While all this is going on, a startling discovery is made; Earth 2 is not just an Earth-like planet, but is in fact an almost exact carbon copy of our own planet, including the same countries, cities, and people. In other words, this film isn't just about Another Earth, it's also about Another You. Of course, this discovery immediately throws up all sorts of existential and philosophical quandaries, not the least of which is what, if you ever met the other you, would you say to each other?
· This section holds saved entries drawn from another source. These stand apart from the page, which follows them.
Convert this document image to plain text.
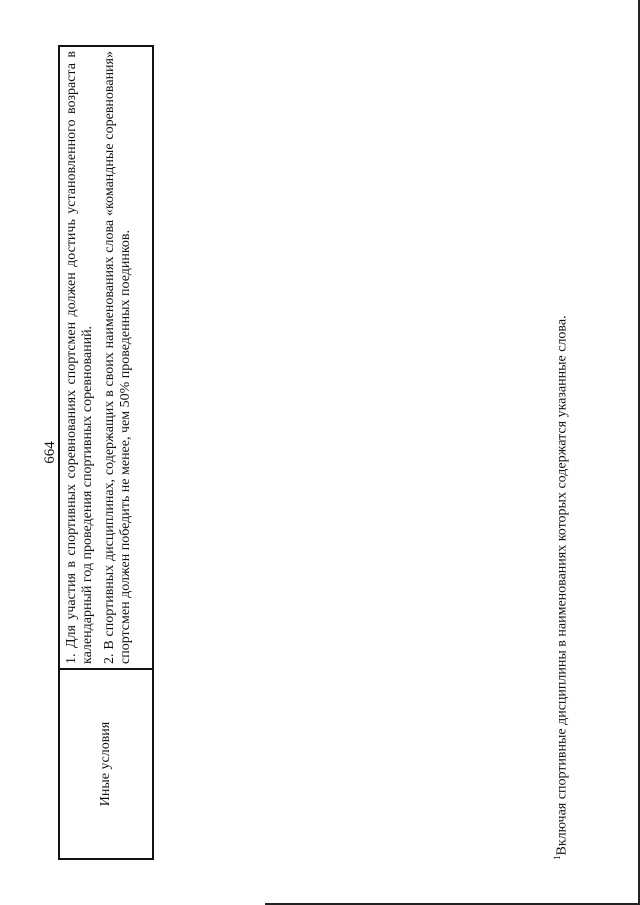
664
Иные условия	

1. Для участия в спортивных соревнованиях спортсмен должен достичь установленного возраста в календарный год проведения спортивных соревнований. 2. В спортивных дисциплинах, содержащих в своих наименованиях слова «командные соревнования» спортсмен должен победить не менее, чем 50% проведенных поединков.

$^1$Включая спортивные дисциплины в наименованиях которых содержатся указанные слова.
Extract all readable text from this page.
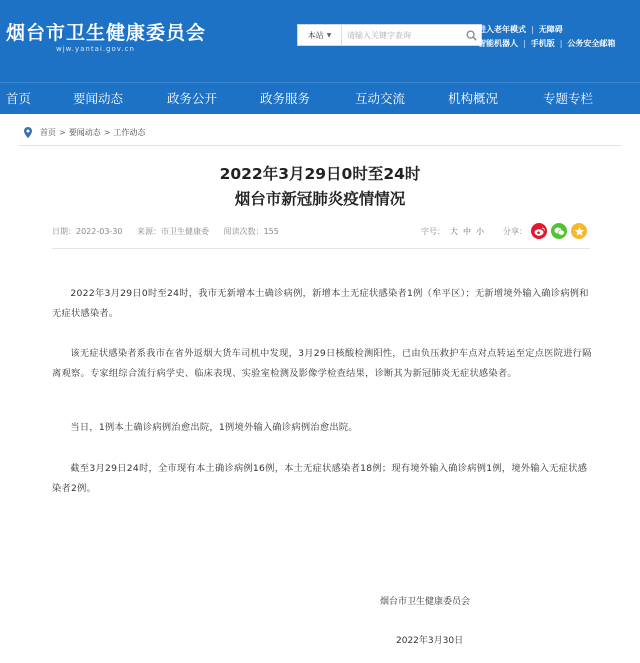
烟台市卫生健康委员会
wjw.yantai.gov.cn
本站 ▼
请输入关键字查询
进入老年模式 | 无障碍
智能机器人 | 手机版 | 公务安全邮箱
首页	要闻动态	政务公开	政务服务	互动交流	机构概况	专题专栏
首页 > 要闻动态 > 工作动态
2022年3月29日0时至24时
烟台市新冠肺炎疫情情况
日期：2022-03-30 来源：市卫生健康委 阅读次数：155	字号： 大 中 小 分享：
2022年3月29日0时至24时，我市无新增本土确诊病例，新增本土无症状感染者1例（牟平区）；无新增境外输入确诊病例和无症状感染者。
该无症状感染者系我市在省外返烟大货车司机中发现，3月29日核酸检测阳性，已由负压救护车点对点转运至定点医院进行隔离观察。专家组综合流行病学史、临床表现、实验室检测及影像学检查结果，诊断其为新冠肺炎无症状感染者。
当日，1例本土确诊病例治愈出院，1例境外输入确诊病例治愈出院。
截至3月29日24时，全市现有本土确诊病例16例，本土无症状感染者18例；现有境外输入确诊病例1例，境外输入无症状感染者2例。
烟台市卫生健康委员会
2022年3月30日
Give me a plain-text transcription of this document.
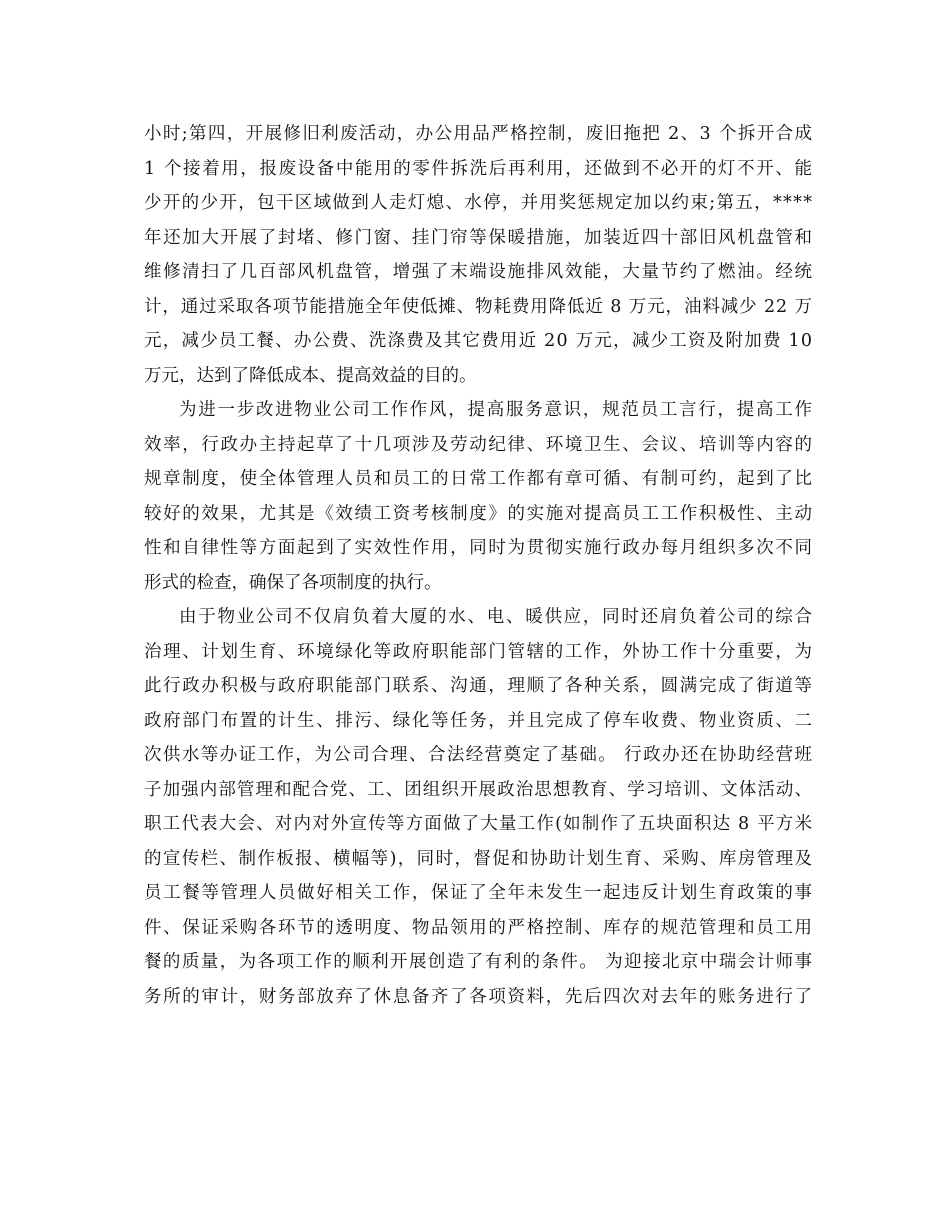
小时;第四，开展修旧利废活动，办公用品严格控制，废旧拖把 2、3 个拆开合成
1 个接着用，报废设备中能用的零件拆洗后再利用，还做到不必开的灯不开、能
少开的少开，包干区域做到人走灯熄、水停，并用奖惩规定加以约束;第五，****
年还加大开展了封堵、修门窗、挂门帘等保暖措施，加装近四十部旧风机盘管和
维修清扫了几百部风机盘管，增强了末端设施排风效能，大量节约了燃油。经统
计，通过采取各项节能措施全年使低摊、物耗费用降低近 8 万元，油料减少 22 万
元，减少员工餐、办公费、洗涤费及其它费用近 20 万元，减少工资及附加费 10
万元，达到了降低成本、提高效益的目的。
为进一步改进物业公司工作作风，提高服务意识，规范员工言行，提高工作
效率，行政办主持起草了十几项涉及劳动纪律、环境卫生、会议、培训等内容的
规章制度，使全体管理人员和员工的日常工作都有章可循、有制可约，起到了比
较好的效果，尤其是《效绩工资考核制度》的实施对提高员工工作积极性、主动
性和自律性等方面起到了实效性作用，同时为贯彻实施行政办每月组织多次不同
形式的检查，确保了各项制度的执行。
由于物业公司不仅肩负着大厦的水、电、暖供应，同时还肩负着公司的综合
治理、计划生育、环境绿化等政府职能部门管辖的工作，外协工作十分重要，为
此行政办积极与政府职能部门联系、沟通，理顺了各种关系，圆满完成了街道等
政府部门布置的计生、排污、绿化等任务，并且完成了停车收费、物业资质、二
次供水等办证工作，为公司合理、合法经营奠定了基础。 行政办还在协助经营班
子加强内部管理和配合党、工、团组织开展政治思想教育、学习培训、文体活动、
职工代表大会、对内对外宣传等方面做了大量工作(如制作了五块面积达 8 平方米
的宣传栏、制作板报、横幅等)，同时，督促和协助计划生育、采购、库房管理及
员工餐等管理人员做好相关工作，保证了全年未发生一起违反计划生育政策的事
件、保证采购各环节的透明度、物品领用的严格控制、库存的规范管理和员工用
餐的质量，为各项工作的顺利开展创造了有利的条件。 为迎接北京中瑞会计师事
务所的审计，财务部放弃了休息备齐了各项资料，先后四次对去年的账务进行了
Rhoda is thrown in at the deep end after winning a flight to Earth 2, and must make the decision to go (into the relative unknown) or to stay (in her dead end job with her guilty conscience).
Another Earth has not been wowing the critics, but perhaps this is just because of its unfortunately timed release; with an epic existential planetary masterpiece in the shape of Melancholia orbiting onto the scene just a few months before, unfair comparisons have been made and Another Earth has been found wanting. It's true that the core story of Another Earth is a little formulaic (a character makes one haunting mistake before getting in too deep with the victim of that mistake), but the performances, from Marling especially, are wonderfully subdued and convincing. Plus, the film is shot in an intriguingly fragmented way through the use of different filming styles, giving the viewer a subjective impression of protagonist Rhoda's feelings and thought processes.
However, the most interesting things about Another Earth are the concepts behind it, both philosophical and psychological. Clearly the sudden appearance of another large life-supporting planet in our solar system, were it to happen in real life, would have catastrophic consequences - but, interestingly, the story of Another Earth bypasses this completely (unlike Melancholia) in favour of a psychodramatic exploration of emotions. There's no sense of impending doom here; only wonderment and cautious hope. While this film is by no means a masterpiece, it is pleasantly upbeat and thought-provoking, and does not deserve to get lost in the considerable shadow of Melancholia.
Another Earth is a KINOLENS Film of the Moment and is currently on general release in the UK.